NHAPIM- Em um relato exclusivo ao DIÁRIO, um homem de 33 anos, de Inhapim, decidiu quebrar o silêncio e contar os detalhes de sua deportação dos Estados Unidos após três anos e meio vivendo no país. Com a identidade preservada por segurança, ele compartilhou experiências marcadas por abusos, sofrimento e desilusão.
“O motivo que me levou a sair do Brasil foi a pandemia. Porque na época eu estava fazendo faculdade. Veio a pandemia, parou tudo. Eu tinha na época uma empresa, deu aquela crise, acabei tomando a decisão de ir embora para os Estados Unidos para tentar recomeçar a vida e poder dar a meus pais e minha esposa uma vida melhor”, relatou.
Com a vida interrompida por uma crise sem precedentes, ele embarcou numa das jornadas mais arriscadas que um brasileiro pode enfrentar: a travessia ilegal rumo aos EUA, onde morou por 3 anos e seis meses. O combinado com o coiote era de R$ 130 mil, mas a dívida acabou chegando a R$ 180 mil, com juros abusivos e chantagens. “No final, tive que dar mais R$ 50 mil pra ele devolver os documentos da minha casa”, conta.
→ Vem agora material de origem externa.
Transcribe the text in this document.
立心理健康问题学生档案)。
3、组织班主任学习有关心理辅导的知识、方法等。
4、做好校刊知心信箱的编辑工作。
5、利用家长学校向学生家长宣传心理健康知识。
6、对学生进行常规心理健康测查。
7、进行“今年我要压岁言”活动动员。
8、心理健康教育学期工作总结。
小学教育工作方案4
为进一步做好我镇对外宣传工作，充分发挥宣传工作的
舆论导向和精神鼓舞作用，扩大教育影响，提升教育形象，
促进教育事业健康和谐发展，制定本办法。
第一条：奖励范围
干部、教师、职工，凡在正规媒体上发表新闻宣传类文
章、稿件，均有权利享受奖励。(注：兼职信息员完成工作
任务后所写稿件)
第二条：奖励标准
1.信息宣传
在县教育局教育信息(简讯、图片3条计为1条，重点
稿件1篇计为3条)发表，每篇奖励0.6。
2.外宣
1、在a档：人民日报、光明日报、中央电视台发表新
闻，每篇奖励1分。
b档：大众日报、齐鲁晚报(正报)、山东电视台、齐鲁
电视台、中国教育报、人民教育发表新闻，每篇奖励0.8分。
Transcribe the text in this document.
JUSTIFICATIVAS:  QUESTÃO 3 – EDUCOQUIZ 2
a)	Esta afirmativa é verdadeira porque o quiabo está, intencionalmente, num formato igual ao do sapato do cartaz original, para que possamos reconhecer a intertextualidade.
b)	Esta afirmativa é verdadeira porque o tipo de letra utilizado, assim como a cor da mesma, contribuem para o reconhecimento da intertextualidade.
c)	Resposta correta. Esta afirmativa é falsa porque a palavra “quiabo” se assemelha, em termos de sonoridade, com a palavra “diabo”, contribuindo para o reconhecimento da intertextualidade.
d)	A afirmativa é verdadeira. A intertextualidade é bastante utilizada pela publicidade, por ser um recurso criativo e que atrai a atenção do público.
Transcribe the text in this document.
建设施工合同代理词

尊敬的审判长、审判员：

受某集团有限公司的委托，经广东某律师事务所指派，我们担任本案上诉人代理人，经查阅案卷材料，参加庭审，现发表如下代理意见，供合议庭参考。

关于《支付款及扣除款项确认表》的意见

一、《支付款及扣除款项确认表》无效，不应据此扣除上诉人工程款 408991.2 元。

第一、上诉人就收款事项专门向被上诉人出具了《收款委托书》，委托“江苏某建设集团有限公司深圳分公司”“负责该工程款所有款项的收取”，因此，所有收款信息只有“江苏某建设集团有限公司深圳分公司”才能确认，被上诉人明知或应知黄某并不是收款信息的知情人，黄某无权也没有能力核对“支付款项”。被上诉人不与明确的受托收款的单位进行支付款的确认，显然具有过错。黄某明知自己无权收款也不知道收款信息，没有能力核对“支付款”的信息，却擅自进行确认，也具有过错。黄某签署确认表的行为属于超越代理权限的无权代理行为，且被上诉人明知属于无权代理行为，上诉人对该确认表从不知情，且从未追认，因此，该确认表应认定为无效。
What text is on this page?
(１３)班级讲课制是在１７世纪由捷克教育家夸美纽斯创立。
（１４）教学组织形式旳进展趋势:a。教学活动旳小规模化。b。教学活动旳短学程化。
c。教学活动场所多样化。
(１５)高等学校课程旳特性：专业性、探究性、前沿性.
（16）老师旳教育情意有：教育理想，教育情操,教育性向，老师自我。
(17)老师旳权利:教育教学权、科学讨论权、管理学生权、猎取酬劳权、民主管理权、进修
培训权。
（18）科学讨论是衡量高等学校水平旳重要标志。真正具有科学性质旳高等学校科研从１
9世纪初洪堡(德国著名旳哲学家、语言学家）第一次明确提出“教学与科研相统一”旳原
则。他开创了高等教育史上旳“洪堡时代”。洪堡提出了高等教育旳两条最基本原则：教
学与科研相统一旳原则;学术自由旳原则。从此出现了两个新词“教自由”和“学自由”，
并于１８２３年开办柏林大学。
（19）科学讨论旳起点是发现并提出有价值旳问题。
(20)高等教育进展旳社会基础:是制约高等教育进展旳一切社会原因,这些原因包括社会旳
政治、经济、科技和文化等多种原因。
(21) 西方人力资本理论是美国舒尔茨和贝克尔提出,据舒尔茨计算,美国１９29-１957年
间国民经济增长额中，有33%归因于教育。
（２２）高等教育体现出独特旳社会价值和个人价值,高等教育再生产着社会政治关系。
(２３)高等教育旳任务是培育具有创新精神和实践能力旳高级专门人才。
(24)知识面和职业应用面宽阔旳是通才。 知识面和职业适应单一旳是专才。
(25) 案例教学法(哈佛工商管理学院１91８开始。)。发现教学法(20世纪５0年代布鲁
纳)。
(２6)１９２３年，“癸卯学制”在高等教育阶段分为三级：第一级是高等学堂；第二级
Após se estabelecer, o mineiro passou a trabalhar por conta própria. No entanto, um episódio envolvendo um casal de americanos mudou tudo. “Um casal de americanos sob efeito de drogas bateram na traseira do meu carro e acionei a polícia. Assim eles me deram voz de prisão alegando que minha drivers license estava suspensa”.
Prisão, maus-tratos e abuso
Detido pelas autoridades de imigração, o brasileiro relata condições desumanas nos centros de detenção. “As instalações foram as piores dias da minha vida. Péssima alimentação, no auge do inverno, e os aquecedores desligados. Não tínhamos roupas adequadas”. Em meio a tudo isso, a notícia que o abalou: sua esposa estava grávida, e ele não podia estar ao lado dela.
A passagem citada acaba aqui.